No plano infraestrutural, o bem-estar é o acesso justo de todos aos bens básicos como alimentação, saúde, moradia, energia, segurança, educação, comunicação e lazer. No plano social, é a possibilidade de levar uma vida material e humana satisfatória, na dignidade e na liberdade num ambiente sem violência, de cooperação, de solidariedade e de convivência pacífica. Este seria o grande ideal para a humanidade inteira e para as pessoas. Esse tipo de bem-estar que equivale ao que chamamos de bem comum, vale para todos os países e povos. Como somos parte da natureza e sem ela não poderíamos viver, o bem-estar inclui a comunidade biótica, os ecossistemas e todos os representantes das diferentes espécies que possuem o direito de existirem, de serem respeitados como portadores de direitos.

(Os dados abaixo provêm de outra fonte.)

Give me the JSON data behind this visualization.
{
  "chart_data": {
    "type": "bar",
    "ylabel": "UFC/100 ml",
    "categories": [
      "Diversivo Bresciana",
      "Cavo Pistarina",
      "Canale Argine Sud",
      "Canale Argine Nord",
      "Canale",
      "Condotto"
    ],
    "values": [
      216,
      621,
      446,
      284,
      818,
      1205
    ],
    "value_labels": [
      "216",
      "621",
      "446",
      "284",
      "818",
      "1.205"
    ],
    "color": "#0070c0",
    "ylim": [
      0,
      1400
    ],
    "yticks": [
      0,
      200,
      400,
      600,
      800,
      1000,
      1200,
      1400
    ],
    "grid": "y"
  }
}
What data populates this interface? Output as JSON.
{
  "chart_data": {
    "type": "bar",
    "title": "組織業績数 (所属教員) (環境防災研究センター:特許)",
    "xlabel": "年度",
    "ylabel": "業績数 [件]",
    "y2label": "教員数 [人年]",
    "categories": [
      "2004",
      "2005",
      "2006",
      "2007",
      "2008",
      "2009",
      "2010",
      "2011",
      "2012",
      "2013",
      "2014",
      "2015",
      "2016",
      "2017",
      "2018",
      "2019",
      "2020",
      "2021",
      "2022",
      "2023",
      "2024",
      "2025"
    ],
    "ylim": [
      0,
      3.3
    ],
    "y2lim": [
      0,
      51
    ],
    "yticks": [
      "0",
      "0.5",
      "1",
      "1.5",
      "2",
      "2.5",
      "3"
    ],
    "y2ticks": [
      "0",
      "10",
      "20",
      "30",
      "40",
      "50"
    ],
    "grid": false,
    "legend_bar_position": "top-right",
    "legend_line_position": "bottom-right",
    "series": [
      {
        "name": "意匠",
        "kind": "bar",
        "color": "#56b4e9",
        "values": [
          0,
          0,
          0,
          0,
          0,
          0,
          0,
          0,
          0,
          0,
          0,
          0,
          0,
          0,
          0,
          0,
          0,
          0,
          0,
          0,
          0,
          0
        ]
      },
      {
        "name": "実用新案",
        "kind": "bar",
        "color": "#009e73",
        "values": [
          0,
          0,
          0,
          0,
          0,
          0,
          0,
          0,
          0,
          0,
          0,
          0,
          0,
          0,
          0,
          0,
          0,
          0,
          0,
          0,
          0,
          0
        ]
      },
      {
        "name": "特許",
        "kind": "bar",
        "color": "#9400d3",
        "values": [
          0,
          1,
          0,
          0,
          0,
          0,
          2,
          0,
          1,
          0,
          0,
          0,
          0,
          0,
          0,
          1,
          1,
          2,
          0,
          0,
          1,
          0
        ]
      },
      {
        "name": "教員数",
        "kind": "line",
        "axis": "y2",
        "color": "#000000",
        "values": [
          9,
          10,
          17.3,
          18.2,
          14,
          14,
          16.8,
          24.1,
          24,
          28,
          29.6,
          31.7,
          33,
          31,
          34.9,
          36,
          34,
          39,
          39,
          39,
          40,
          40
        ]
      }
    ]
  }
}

Pertencem também ao bem-estar o respeito ao mundo abiótico, como as paisagens, as montanhas, os rios, lagos e oceanos, pois formamos com todos eles a grande comunidade terrenal.
Dada a religação de todos com todos, é a cooperação entre todos a seiva secreta que nutre o bem-estar nacional e planetário como um todo. Todo o planeta, entendido como um super Ente que sistemicamente articula o físico, o químico e o biológico, alcança um bem-estar à condição de todo ele se fazer sustentável, manter o equilíbrio de todos os elementos que o compõem e conseguir permanentemente se manter e se autorreproduzir. É o que significa a categoria sustentabilidade.
A Carta da Terra sabiamente colocou as pilastras que sustentam o bem-estar comum: uma mudança na mente e no coração. Quer dizer, ter uma visão da Terra realmente como nossa Mãe que devemos amar, respeitar e cuidar. Uma mudança no coração no sentido de estabelecer um laço afetivo com todos os seres, pois são nossos irmãos e irmãs com os quais conviveremos em harmonia. O bem comum resulta de um sentido de interdependência global entre os humanos e com a natureza. Também requer um sentido de responsabilidade universal pelo bem comum válido para toda a humanidade e para a natureza.
Somente assim alcança-se um modo de vida sustentável que, mais que um desenvolvimento econômico sustentável, nos níveis local, nacional, regional e global, é expressão de um bem-estar possível e alcançável por todos nós. Talvez o grande desafio humanístico e ético é criar condições que possibilitem esse tão ansiado bem-estar nacional e planetário. Esse bem inestimável deve ser buscado e construído dia a dia, momento a momento para garantir a sua realização possível.